New human nonimmortalized fibroblast-like cell lines were derived from various sources: from embryonic stem cells (ESCs) (the SC5-MSC and SC3a-MSC lines), from bone marrow of a 5- to 6-week-old fetus (the FetMSC line), and from foreskin of a 3-year-old child (the FRSN line). All the lines are successfully used as feeders during cultivation of human ESCs. The mean doubling time of the cell populations fluctuates depending on the line from 25.5 h in the SC5-MSC line to 38.8 h in the SC3a-MSC line. The growth curves indicate active cell proliferation of all lines. Numerical and structural karyotypical analysis has shown these lines to have a normal karyotype: 46, XX (SC5-MSC and SC3a-MSC) and 46, XY (FetMSC and FRSN).
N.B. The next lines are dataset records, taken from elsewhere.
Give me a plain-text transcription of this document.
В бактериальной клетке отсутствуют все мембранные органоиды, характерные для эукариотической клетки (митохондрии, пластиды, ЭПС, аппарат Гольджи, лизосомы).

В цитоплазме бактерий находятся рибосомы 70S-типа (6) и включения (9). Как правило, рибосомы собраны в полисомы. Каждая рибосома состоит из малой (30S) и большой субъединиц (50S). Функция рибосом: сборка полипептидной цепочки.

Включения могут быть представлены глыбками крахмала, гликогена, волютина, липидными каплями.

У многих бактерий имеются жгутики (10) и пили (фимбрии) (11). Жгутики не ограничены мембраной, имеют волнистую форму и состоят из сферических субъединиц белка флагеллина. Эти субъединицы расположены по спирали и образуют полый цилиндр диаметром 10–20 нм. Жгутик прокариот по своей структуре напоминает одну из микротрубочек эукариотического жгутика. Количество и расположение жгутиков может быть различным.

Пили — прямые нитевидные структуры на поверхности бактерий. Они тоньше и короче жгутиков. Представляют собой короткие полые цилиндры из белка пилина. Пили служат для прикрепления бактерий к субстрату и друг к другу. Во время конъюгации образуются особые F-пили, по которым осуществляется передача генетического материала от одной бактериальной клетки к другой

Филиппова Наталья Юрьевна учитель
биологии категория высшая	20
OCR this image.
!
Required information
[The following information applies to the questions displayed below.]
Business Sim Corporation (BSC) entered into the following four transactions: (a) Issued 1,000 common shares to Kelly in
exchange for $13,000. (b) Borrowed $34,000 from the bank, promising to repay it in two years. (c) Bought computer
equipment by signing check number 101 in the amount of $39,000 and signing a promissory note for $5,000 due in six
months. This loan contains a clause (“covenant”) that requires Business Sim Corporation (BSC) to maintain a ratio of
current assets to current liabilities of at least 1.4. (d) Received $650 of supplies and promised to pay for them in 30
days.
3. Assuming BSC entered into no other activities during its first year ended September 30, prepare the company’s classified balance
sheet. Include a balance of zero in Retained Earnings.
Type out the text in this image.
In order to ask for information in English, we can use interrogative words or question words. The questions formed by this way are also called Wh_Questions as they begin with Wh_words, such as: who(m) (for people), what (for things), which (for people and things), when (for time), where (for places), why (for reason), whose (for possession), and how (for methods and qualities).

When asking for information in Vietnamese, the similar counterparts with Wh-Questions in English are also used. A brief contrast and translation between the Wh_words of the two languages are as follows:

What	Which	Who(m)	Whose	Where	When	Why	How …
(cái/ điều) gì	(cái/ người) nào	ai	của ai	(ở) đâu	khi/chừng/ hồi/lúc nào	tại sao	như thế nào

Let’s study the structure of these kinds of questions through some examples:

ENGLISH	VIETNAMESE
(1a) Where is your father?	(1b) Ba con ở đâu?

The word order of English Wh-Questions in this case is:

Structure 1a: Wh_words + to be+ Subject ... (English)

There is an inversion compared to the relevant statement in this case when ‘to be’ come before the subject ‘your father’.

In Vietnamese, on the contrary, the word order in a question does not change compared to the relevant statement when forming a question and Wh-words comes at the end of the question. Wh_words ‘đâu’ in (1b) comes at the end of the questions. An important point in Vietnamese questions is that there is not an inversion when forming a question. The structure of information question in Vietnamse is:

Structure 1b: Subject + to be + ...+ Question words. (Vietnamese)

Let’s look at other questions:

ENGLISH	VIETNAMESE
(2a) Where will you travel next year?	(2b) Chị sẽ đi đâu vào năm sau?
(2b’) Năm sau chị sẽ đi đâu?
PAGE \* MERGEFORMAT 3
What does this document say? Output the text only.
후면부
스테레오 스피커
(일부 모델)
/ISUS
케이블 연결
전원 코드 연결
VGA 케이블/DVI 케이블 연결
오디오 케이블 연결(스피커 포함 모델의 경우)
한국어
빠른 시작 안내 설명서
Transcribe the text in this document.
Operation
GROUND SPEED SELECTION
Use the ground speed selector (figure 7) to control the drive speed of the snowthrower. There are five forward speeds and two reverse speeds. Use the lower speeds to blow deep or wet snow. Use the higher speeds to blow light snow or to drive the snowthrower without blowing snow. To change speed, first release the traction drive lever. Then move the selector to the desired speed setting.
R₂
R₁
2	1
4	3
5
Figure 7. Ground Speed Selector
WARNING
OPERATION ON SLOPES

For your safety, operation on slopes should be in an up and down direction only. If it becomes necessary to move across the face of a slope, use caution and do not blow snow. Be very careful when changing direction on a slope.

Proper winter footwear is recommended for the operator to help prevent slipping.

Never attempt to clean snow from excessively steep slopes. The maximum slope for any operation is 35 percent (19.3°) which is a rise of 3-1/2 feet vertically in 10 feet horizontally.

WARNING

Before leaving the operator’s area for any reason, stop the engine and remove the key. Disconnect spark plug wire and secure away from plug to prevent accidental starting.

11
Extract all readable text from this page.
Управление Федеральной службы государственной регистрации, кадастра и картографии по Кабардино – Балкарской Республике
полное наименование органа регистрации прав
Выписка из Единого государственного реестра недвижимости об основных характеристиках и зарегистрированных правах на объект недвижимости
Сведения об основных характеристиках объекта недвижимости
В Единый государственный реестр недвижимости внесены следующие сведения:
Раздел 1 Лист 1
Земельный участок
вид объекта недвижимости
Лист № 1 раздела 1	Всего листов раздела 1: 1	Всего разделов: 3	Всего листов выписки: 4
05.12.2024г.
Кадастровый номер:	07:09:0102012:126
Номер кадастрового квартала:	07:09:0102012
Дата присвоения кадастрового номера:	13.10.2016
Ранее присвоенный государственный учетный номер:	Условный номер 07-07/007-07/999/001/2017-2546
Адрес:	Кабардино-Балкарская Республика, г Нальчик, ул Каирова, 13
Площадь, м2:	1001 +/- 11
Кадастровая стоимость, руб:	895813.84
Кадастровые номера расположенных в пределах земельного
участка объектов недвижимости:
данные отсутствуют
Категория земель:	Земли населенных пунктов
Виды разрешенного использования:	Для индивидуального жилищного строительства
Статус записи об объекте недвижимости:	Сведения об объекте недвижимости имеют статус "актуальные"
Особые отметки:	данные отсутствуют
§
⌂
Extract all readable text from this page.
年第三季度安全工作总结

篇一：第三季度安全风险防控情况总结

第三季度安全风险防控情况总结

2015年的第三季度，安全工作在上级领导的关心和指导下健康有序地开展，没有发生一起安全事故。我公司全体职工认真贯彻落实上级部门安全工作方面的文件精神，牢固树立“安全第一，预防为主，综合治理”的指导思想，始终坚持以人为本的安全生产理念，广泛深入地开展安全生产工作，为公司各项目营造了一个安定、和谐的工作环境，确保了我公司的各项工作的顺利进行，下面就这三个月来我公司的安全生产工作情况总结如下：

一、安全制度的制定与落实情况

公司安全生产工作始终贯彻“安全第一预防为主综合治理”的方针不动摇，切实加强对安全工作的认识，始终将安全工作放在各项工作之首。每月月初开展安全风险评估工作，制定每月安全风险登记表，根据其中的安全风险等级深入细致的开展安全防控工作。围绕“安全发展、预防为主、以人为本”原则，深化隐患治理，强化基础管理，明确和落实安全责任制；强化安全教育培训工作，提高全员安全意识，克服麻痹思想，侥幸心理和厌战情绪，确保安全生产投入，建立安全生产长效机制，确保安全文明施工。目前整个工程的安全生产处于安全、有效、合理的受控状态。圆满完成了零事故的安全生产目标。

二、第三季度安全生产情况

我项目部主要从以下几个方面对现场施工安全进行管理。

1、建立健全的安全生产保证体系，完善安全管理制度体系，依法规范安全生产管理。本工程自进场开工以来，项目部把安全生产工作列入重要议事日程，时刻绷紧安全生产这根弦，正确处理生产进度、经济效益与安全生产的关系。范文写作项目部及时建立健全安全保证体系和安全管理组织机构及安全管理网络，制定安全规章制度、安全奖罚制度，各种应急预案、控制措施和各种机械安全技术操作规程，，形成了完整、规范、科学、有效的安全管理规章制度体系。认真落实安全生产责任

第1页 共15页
To determine the status of these lines, comparative analysis of surface markers was performed with the aid of flow cytofluorimetry, and expression of the c antigens characteristic of human mesenchymal stem cells (MSCs) was revealed: CD44, CD73, CD90, CD105, and HLA-ABC and the absence of expression of CD34 and HLA-DR. Interlinear differences in the expression level of the marker CD117 (c-kit) were revealed. Immunofluorescent and cytofluorimetric analysis of expression of surface markers and transcription factor Oct-4 that are characteristic of human ESCs has shown that, in all four lines, expression of TRA-1-60 and Oct-4 is absent, whereas in expression of SSEA-4 there are observed the interlinear differences not depending on the origin of cells. At present it is not yet clear whether the revealed interlinear differences affect essentially the functional status of mesenchymal stem cells. Immunofluorescent analysis in cells of all lines showed expression of markers of early differentiation into derivatives of three germ layers characterizing ESCs, which might possibly provide wide MSC possibilities during reparation of different tissue damages, depending on the corresponding microenvironment. The capability of cells of all lines for directed differentiation into the adipogenic and osteogenic directions was revealed.